Moreover, Alu sequences also specify many species-specific RNA codes. In particular, they provide: (1) signals for alternative RNA splicing (i.e., they generate multiple messenger RNAs from the same type of precursor transcript) (Gal-Mark et al., 2008; Lei and Vorechovsky, 2005; Lev-Maor et al., 2008) and (2) alternative open-reading frames (exons) (Lev-Maor et al., 2007; Lin et al., 2008; Schwartz et al., 2009). Alu sequences also (3) specify the retention of select RNAs in the nucleus to silence expression (Chen et al., 2008; Walters et al., 2009); (4) regulate the RNA polymerase II machinery during transcription (Mariner et al., 2008; Yakovchuk et al., 2009; Walters et al., 2009); and (5) provide sites for Adenine-to-Inosine RNA editing, a function that is essential for both human development and species-specific brain development (Walters et al., 2009).

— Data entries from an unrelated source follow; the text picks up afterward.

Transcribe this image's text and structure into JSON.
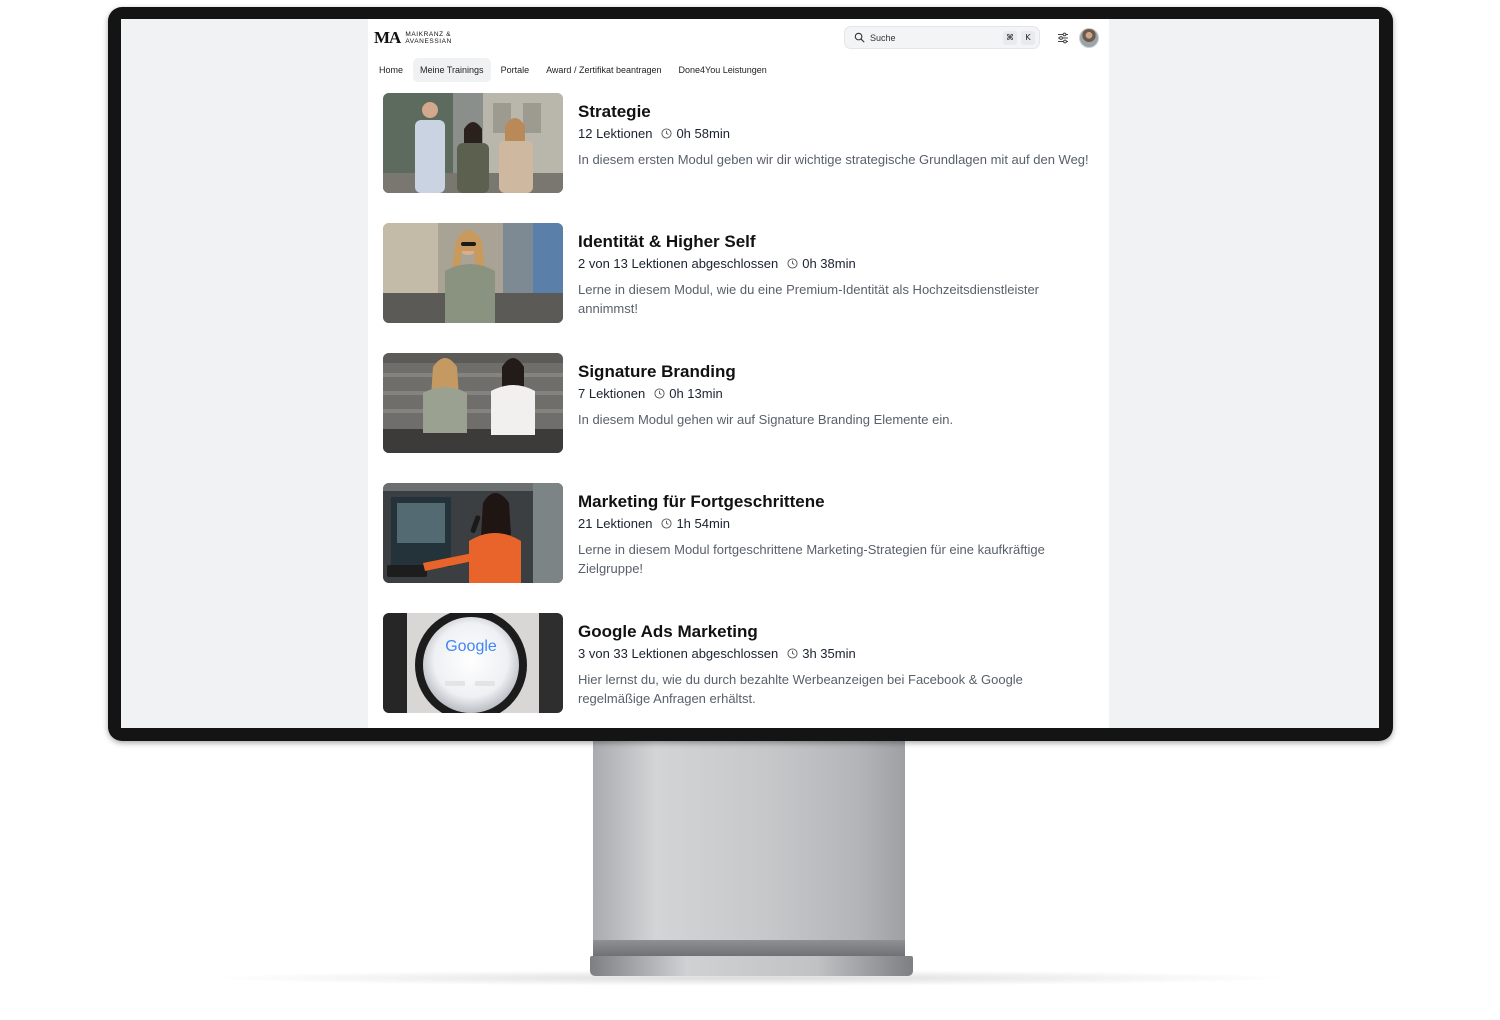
{
  "brand": {
    "mark": "MA",
    "name_line1": "MAIKRANZ &",
    "name_line2": "AVANESSIAN"
  },
  "search": {
    "placeholder": "Suche",
    "shortcut_cmd": "⌘",
    "shortcut_key": "K"
  },
  "icons": {
    "search": "search-icon",
    "filter": "sliders-icon",
    "clock": "clock-icon",
    "avatar": "user-avatar"
  },
  "nav": {
    "items": [
      {
        "label": "Home",
        "active": false
      },
      {
        "label": "Meine Trainings",
        "active": true
      },
      {
        "label": "Portale",
        "active": false
      },
      {
        "label": "Award / Zertifikat beantragen",
        "active": false
      },
      {
        "label": "Done4You Leistungen",
        "active": false
      }
    ]
  },
  "modules": [
    {
      "title": "Strategie",
      "lessons": "12 Lektionen",
      "duration": "0h 58min",
      "description": "In diesem ersten Modul geben wir dir wichtige strategische Grundlagen mit auf den Weg!"
    },
    {
      "title": "Identität & Higher Self",
      "lessons": "2 von 13 Lektionen abgeschlossen",
      "duration": "0h 38min",
      "description": "Lerne in diesem Modul, wie du eine Premium-Identität als Hochzeitsdienstleister annimmst!"
    },
    {
      "title": "Signature Branding",
      "lessons": "7 Lektionen",
      "duration": "0h 13min",
      "description": "In diesem Modul gehen wir auf Signature Branding Elemente ein."
    },
    {
      "title": "Marketing für Fortgeschrittene",
      "lessons": "21 Lektionen",
      "duration": "1h 54min",
      "description": "Lerne in diesem Modul fortgeschrittene Marketing-Strategien für eine kaufkräftige Zielgruppe!"
    },
    {
      "title": "Google Ads Marketing",
      "lessons": "3 von 33 Lektionen abgeschlossen",
      "duration": "3h 35min",
      "description": "Hier lernst du, wie du durch bezahlte Werbeanzeigen bei Facebook & Google regelmäßige Anfragen erhältst."
    }
  ],
  "thumb_text": {
    "google": "Google"
  },
  "colors": {
    "google_blue": "#4285F4",
    "google_red": "#EA4335",
    "google_yellow": "#FBBC05",
    "google_green": "#34A853",
    "accent_orange": "#e8642a"
  }
}
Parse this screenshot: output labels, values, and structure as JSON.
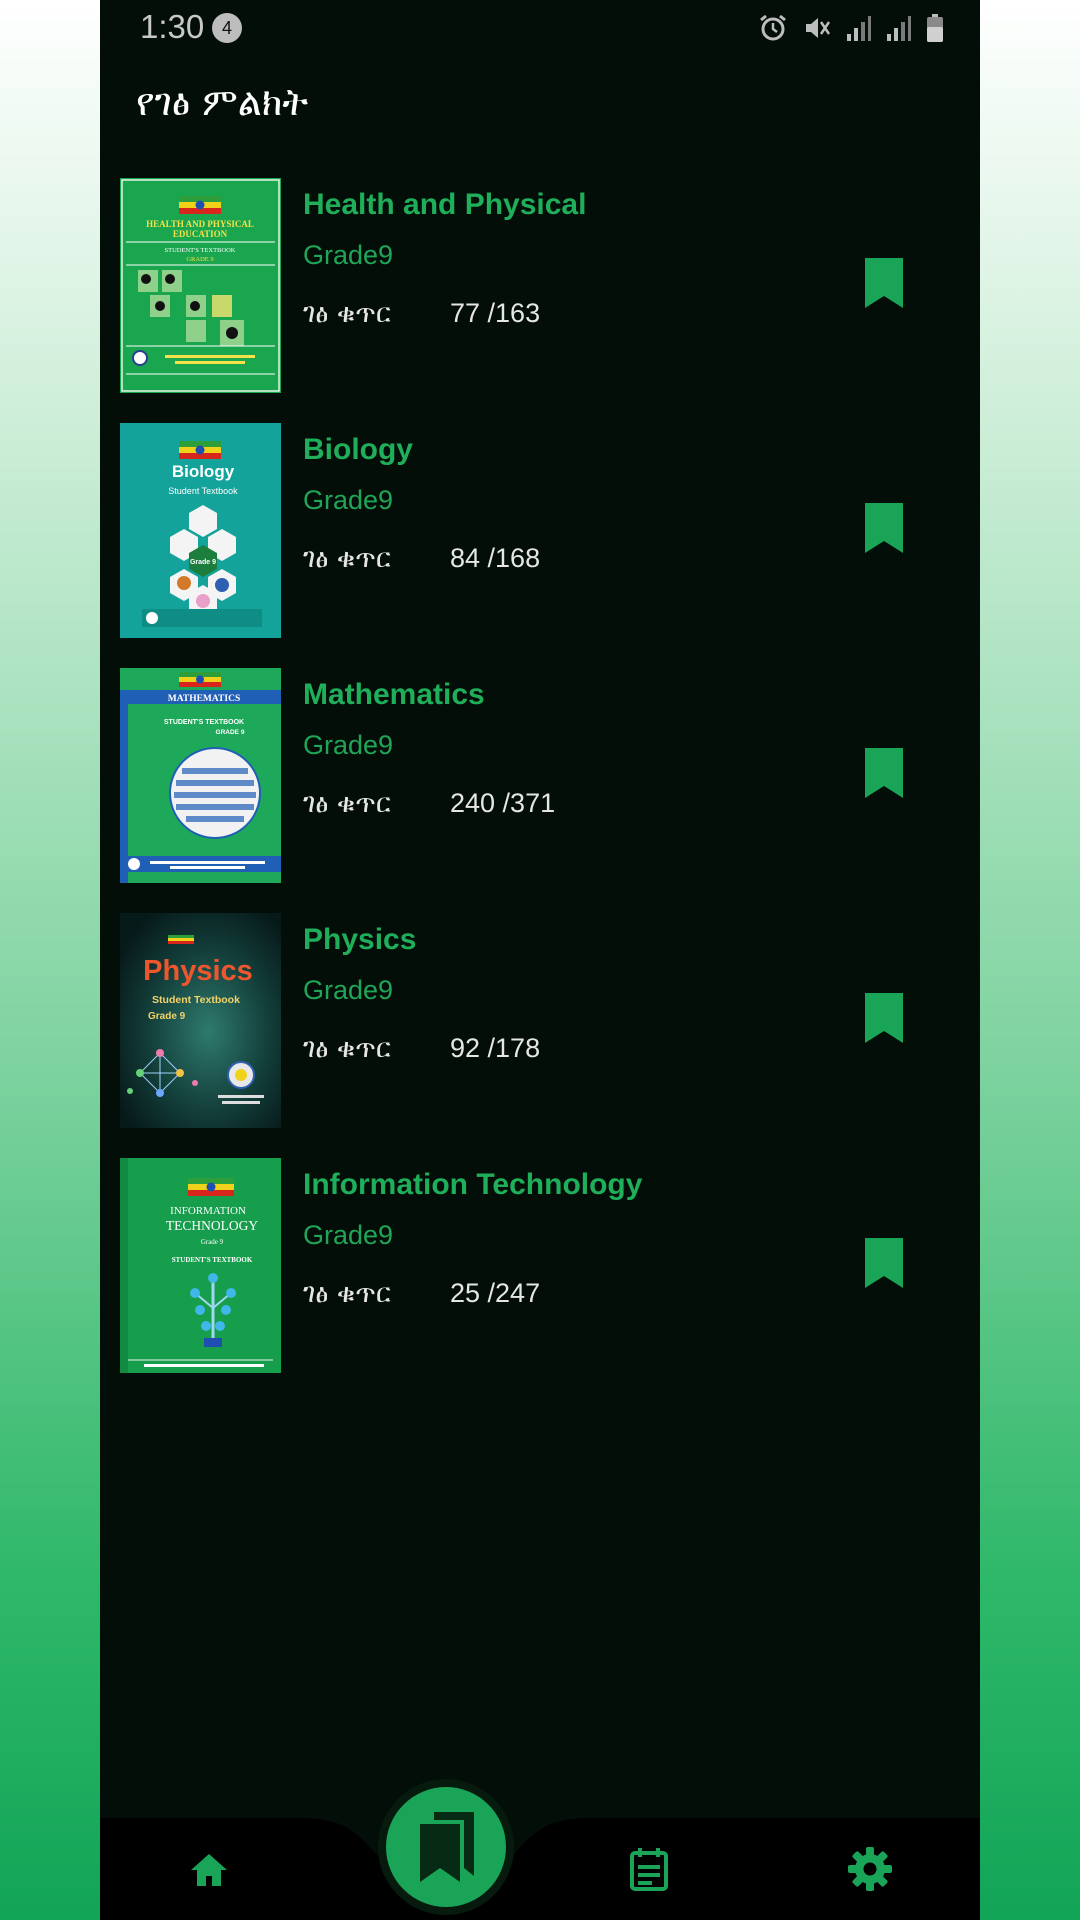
{
  "status_bar": {
    "time": "1:30",
    "notification_count": "4",
    "icons": [
      "alarm-icon",
      "mute-icon",
      "signal-icon",
      "signal-icon",
      "battery-icon"
    ]
  },
  "header": {
    "title": "የገፅ ምልክት"
  },
  "books": [
    {
      "title": "Health and Physical",
      "grade": "Grade9",
      "page_label": "ገፅ ቁጥር",
      "page": "77",
      "total": "163",
      "page_text": "77 /163",
      "cover_color": "#1aa54f",
      "cover": {
        "title1": "HEALTH AND PHYSICAL",
        "title2": "EDUCATION",
        "sub": "STUDENT'S TEXTBOOK",
        "grade": "GRADE 9"
      }
    },
    {
      "title": "Biology",
      "grade": "Grade9",
      "page_label": "ገፅ ቁጥር",
      "page": "84",
      "total": "168",
      "page_text": "84 /168",
      "cover_color": "#13a39a",
      "cover": {
        "title1": "Biology",
        "sub": "Student Textbook",
        "grade": "Grade 9"
      }
    },
    {
      "title": "Mathematics",
      "grade": "Grade9",
      "page_label": "ገፅ ቁጥር",
      "page": "240",
      "total": "371",
      "page_text": "240 /371",
      "cover_color": "#1ea859",
      "cover": {
        "title1": "MATHEMATICS",
        "sub": "STUDENT'S TEXTBOOK",
        "grade": "GRADE 9"
      }
    },
    {
      "title": "Physics",
      "grade": "Grade9",
      "page_label": "ገፅ ቁጥር",
      "page": "92",
      "total": "178",
      "page_text": "92 /178",
      "cover_color": "#0f3b35",
      "cover": {
        "title1": "Physics",
        "sub": "Student Textbook",
        "grade": "Grade 9"
      }
    },
    {
      "title": "Information Technology",
      "grade": "Grade9",
      "page_label": "ገፅ ቁጥር",
      "page": "25",
      "total": "247",
      "page_text": "25 /247",
      "cover_color": "#169e4c",
      "cover": {
        "title1": "INFORMATION",
        "title2": "TECHNOLOGY",
        "sub": "STUDENT'S TEXTBOOK",
        "grade": "Grade 9"
      }
    }
  ],
  "bottom_nav": {
    "items": [
      {
        "icon": "home-icon"
      },
      {
        "icon": "bookmarks-icon",
        "active": true
      },
      {
        "icon": "notes-icon"
      },
      {
        "icon": "settings-icon"
      }
    ]
  },
  "colors": {
    "accent": "#1aa457",
    "background": "#020e07",
    "title_green": "#1fae5a"
  }
}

Contrary to Ayala’s claim, Alu sequences (and other mammalian SINEs) are not distributed randomly but instead manifest a similar “bar-code” distribution pattern along their chromosomes (Chen and Manuelidis, 1989; Gibbs et al., 2004; Korenberg and Rykowski, 1988). Rather like the distribution of the backslashes, semi-colons and spaces involved in the formatting of software code, the “bar-code” distribution of Alu sequences (and other SINEs) reflects a clear functional logic, not sloppy editing or random mutational insertions. For example, Alu sequences are preferentially located in and around protein-coding genes as befits their role in regulating gene expression (Tsirigos and Rigoutsos, 2009). They occur mainly in promoter regions-the start sites for RNA production-and in introns, the segments that break up the protein-coding stretches. Outside of these areas, the numbers of Alu sequences sharply decline. Further, we now know that Alu sequences are directed to (or spliced into) certain preferential hotspots in the genome by the protein complexes or the “integrative machinery” of the cell’s information processing system (Levy et al., 2010). This directed distribution of Alu sequences enhances the semantic and syntactical organization of human DNA. It appears to have little to do with the occurrence of random insertional mutations, contrary to the implication of Ayala’s “sloppy editor” illustration and argument.

A full listing of references can, of course, be found in the original article.

Summary and Conclusion

PZ Myers’s one additional point is his reference to T. Ryan Gregory’s “onion test.” But since I have already responded in detail to the “onion test,” I see no need to do so again here, and I instead refer readers to my previous article for my thoughts on it. What was of particular concern for me was to see so many people in the audience applauding PZ, apparently lapping up his every word. I doubt that many will bother to check his facts for themselves by close inspection of the primary literature. Myers began his presentation by comparing his lecture to the pounding of a “creationist mouse” with a sledgehammer. However, as we have seen from this brief literature review, on the issue of “Junk DNA,” it is PZ Myers’s own mouse that has been subjected to a good pounding.